The format also tapped into a broader 2016-2017 trend of exploitable image macros built around authority figures dispensing "wisdom." Like similar formats where a trusted character delivers terrible advice, Sonic Says found its audience among users who enjoyed the irony of a children's mascot endorsing chaotic content.

Fun Facts

The spelling "Sonic Sez" comes from Tails' in-show attempt at writing the word "Says" during the original *Adventures of Sonic the Hedgehog* segments.

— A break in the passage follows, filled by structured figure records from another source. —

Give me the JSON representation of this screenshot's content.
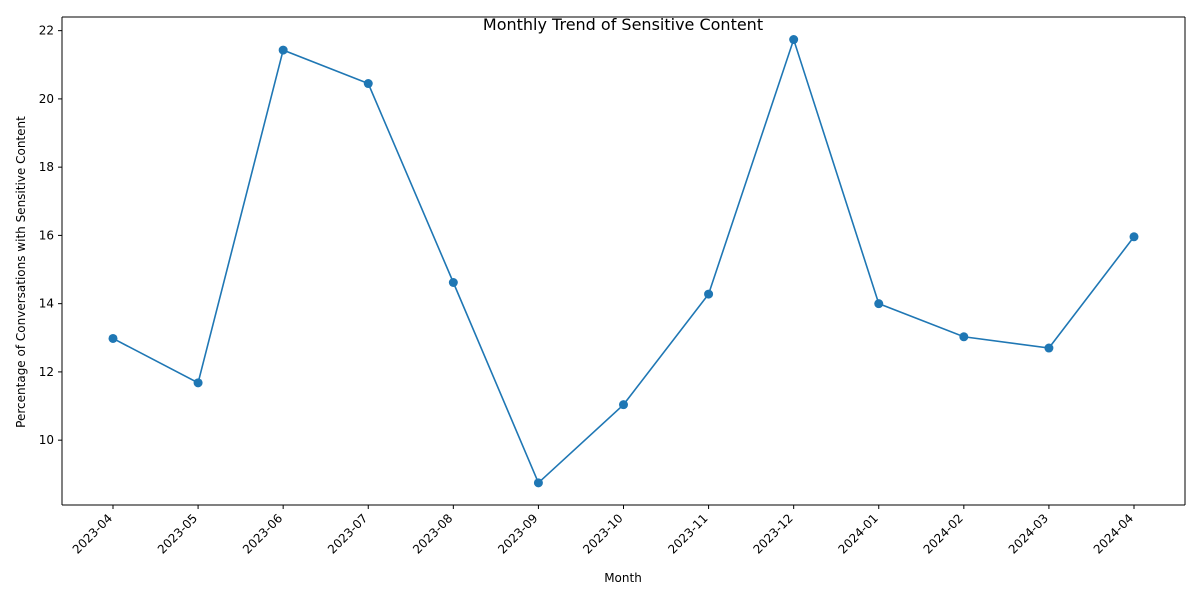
{
  "chart_data": {
    "type": "line",
    "title": "Monthly Trend of Sensitive Content",
    "xlabel": "Month",
    "ylabel": "Percentage of Conversations with Sensitive Content",
    "categories": [
      "2023-04",
      "2023-05",
      "2023-06",
      "2023-07",
      "2023-08",
      "2023-09",
      "2023-10",
      "2023-11",
      "2023-12",
      "2024-01",
      "2024-02",
      "2024-03",
      "2024-04"
    ],
    "series": [
      {
        "values": [
          12.98,
          11.68,
          21.43,
          20.45,
          14.62,
          8.75,
          11.04,
          14.28,
          21.74,
          14.0,
          13.03,
          12.7,
          15.96
        ]
      }
    ],
    "ylim": [
      8.1,
      22.4
    ],
    "yticks": [
      10,
      12,
      14,
      16,
      18,
      20,
      22
    ],
    "color": "#1f77b4",
    "grid": false,
    "marker": "circle"
  }
}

The gap between the game's 2010 release and the meme's 2016 emergence means the source image sat unused for six years before anyone thought to exploit it.

The meme's breakout hit on Reddit, the anime profile picture version, had a 96% upvote ratio, unusually high for a meme post on a general subreddit.

Derivatives & Variations

YouTube Poop "Sonic Sez" edits:

Video remixes of the original *Adventures of Sonic the Hedgehog* PSA segments, predating the image macro format and feeding into its cultural recognition[2].

Anime profile picture variant:

The August 2017 version targeting anime avatars became one of the most widely shared single instances, spawning its own response edits and counter-memes on Reddit[3].

r/MemeEconomy template:

After the September 2017 post to r/MemeEconomy, blank templates circulated for easy editing, encouraging wider creation of new variants[3].